Mobile phone operators, including Safaricom #ticker:SCOM, Airtel and Telkom Kenya, will compensate businesses and customers when network outages knock out voice, data and text services under new draft regulations.
The draft regulations, which were published yesterday for public comment, seek to compel the telecommunications providers to either pay or offer credit equivalent to the time mobile phone users are without voice and SMS services.
The new rules are aimed at shielding millions of mobile phone clients from poor services related to network outages, including lack of Internet connections.
The regulator is permitted by law to sanction any telecommunications company that inconveniences customers through service interruptions as a result of omission on its part.
An operator found in breach risks a fine of up to 0.2 percent of its revenues, which could run into hundreds of millions.
Now, the Communications Authority of Kenya (CA) wants to include compensation to clients for mobile phone outages.
“A licensee shall develop and implement an outage credit policy in situations where service is unavailable due to system failure and not as a result of scheduled and publicised maintenance, emergency or natural disaster,” say the draft rules.
“(The policy) will compensate subscribers or issue credit equivalent to usage over similar period that outage lasted (and) compensate customers for each day that service has been unavailable.”
Compensation will be based on how much the telecoms operator charges per minute for calls and data.
Kenya last year had 55.2 million mobile phone subscribers who made 58.78 billion minutes of calls, up from 39.19 billion in 2015.
Scheduled outages and those caused by factors beyond the control of an operator, technically known as force majeure, usually do not attract sanctions.
Kenya seeks to join countries in the West where users of telecom services are compensated in the form of a credit on their bill after network outages.
In some European countries customers are able to claim for any out-of-pocket expenses that resulted from being without phone services. This must be a genuine loss which can be proved with evidence.

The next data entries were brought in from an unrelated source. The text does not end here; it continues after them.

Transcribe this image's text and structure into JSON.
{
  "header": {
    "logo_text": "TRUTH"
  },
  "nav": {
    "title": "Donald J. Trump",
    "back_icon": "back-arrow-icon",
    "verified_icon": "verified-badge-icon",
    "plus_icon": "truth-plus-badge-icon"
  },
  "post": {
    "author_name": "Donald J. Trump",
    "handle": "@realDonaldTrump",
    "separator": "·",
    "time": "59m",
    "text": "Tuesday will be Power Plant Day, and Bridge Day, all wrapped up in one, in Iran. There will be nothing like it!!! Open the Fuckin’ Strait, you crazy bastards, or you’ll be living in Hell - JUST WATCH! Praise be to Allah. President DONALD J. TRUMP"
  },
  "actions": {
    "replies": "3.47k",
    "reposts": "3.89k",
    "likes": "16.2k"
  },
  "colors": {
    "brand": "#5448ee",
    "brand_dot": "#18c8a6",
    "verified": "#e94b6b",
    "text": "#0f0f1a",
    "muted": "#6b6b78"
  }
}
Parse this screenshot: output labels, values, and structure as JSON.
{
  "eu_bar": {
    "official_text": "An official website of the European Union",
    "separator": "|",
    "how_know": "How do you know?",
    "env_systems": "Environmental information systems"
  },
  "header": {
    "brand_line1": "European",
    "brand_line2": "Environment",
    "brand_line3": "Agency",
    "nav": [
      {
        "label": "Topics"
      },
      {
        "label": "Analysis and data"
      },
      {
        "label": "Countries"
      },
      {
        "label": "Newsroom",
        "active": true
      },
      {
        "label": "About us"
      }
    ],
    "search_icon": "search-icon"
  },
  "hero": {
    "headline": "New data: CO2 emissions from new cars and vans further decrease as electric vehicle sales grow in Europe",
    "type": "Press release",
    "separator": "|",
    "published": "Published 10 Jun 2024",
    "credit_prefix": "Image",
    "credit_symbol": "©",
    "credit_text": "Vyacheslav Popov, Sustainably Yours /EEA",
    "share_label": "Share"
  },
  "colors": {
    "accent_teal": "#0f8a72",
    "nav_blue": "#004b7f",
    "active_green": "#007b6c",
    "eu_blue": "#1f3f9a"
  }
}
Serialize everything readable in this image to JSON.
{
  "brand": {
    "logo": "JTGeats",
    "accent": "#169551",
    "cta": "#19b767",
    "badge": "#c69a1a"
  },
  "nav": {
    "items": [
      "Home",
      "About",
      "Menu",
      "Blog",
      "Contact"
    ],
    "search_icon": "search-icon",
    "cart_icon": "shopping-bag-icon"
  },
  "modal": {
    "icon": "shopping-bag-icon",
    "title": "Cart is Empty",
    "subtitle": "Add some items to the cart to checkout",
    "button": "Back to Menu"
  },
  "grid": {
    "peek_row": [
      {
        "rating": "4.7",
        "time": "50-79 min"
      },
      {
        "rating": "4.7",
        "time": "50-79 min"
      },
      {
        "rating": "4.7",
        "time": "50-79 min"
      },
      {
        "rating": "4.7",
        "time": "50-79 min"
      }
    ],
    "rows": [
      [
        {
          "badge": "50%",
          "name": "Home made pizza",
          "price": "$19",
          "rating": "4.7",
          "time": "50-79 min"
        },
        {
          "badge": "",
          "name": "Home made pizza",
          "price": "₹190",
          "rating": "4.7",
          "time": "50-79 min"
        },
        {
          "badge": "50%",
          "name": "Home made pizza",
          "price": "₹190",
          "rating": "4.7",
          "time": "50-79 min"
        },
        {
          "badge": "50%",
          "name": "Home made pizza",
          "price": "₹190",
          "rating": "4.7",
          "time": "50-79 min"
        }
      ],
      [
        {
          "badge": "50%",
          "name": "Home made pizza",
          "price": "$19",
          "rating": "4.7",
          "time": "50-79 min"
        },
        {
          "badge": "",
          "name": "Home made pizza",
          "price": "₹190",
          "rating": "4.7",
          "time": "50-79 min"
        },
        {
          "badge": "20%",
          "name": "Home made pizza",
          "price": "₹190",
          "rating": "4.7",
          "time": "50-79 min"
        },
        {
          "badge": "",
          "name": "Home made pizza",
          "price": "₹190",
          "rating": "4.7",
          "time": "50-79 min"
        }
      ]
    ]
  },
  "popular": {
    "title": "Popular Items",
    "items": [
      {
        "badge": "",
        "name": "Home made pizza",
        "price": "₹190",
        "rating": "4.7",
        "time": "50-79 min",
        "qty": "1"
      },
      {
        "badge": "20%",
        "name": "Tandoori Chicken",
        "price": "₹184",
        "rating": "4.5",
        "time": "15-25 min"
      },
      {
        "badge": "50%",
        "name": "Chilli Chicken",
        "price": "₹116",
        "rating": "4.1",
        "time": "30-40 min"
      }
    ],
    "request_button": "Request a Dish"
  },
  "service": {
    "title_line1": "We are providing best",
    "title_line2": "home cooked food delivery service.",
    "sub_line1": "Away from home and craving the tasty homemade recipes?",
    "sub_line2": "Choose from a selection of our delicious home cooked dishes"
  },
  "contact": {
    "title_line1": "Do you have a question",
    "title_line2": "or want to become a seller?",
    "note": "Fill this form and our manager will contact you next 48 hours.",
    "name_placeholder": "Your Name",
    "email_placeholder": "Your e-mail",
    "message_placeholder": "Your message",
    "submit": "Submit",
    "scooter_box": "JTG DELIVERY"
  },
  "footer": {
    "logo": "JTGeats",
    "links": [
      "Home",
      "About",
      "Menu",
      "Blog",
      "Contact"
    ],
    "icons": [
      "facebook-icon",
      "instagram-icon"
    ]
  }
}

In Kenya, Safaricom and Airtel have faced regulatory investigations after outages left their customers without services for hours.
The law provides for fines should the outage be deemed to be the product of omissions by firms.
In 2017, Airtel was fined Sh26.6 million by the CA for failing to meet the set standards on call quality in a period that saw rival Safaricom slapped with a hefty penalty of Sh270 million.
Telkom Kenya paid Sh14.9 million for quality breaches during the same period.
Last year, Airtel Kenya restored its services after 27 hours of downtime, which affected its data, calling and texting services.
Safaricom’s mobile money platform M-Pesa was also hit with a downtime, inconveniencing customers who rely on it for payment transactions.
The outage saw ICT Cabinet Secretary Joe Mucheru direct the CA to carry out an investigation and issue a report.
M-Pesa handled a total of 649.3 million transactions valued at Sh1.7 trillion in three months to June 2019, showing its growing significance to the economy.
Telecommunications service outages have also been viewed as a threat to the economy, especially for critical services such as money transfers.
A 2016 Treasury report warned that a collapse of the M-Pesa service could, for instance, cause widespread disruption in the economy.
The CA has been considering imposing steeper penalties on operators that offer poor quality voice, data and messaging services.
In 2018, it unveiled a new monitoring system, procured at a cost of Sh400 million, that was to track network performance and customer experience.
The new system was procured from French firm Rohde Schwarz through its local partner Broadband Communication Networks.
Before the adoption of the 0.2 percent of gross revenue fine, firms were required to pay a flat rate of Sh500,000, which the communications regulator at the time deemed too lenient.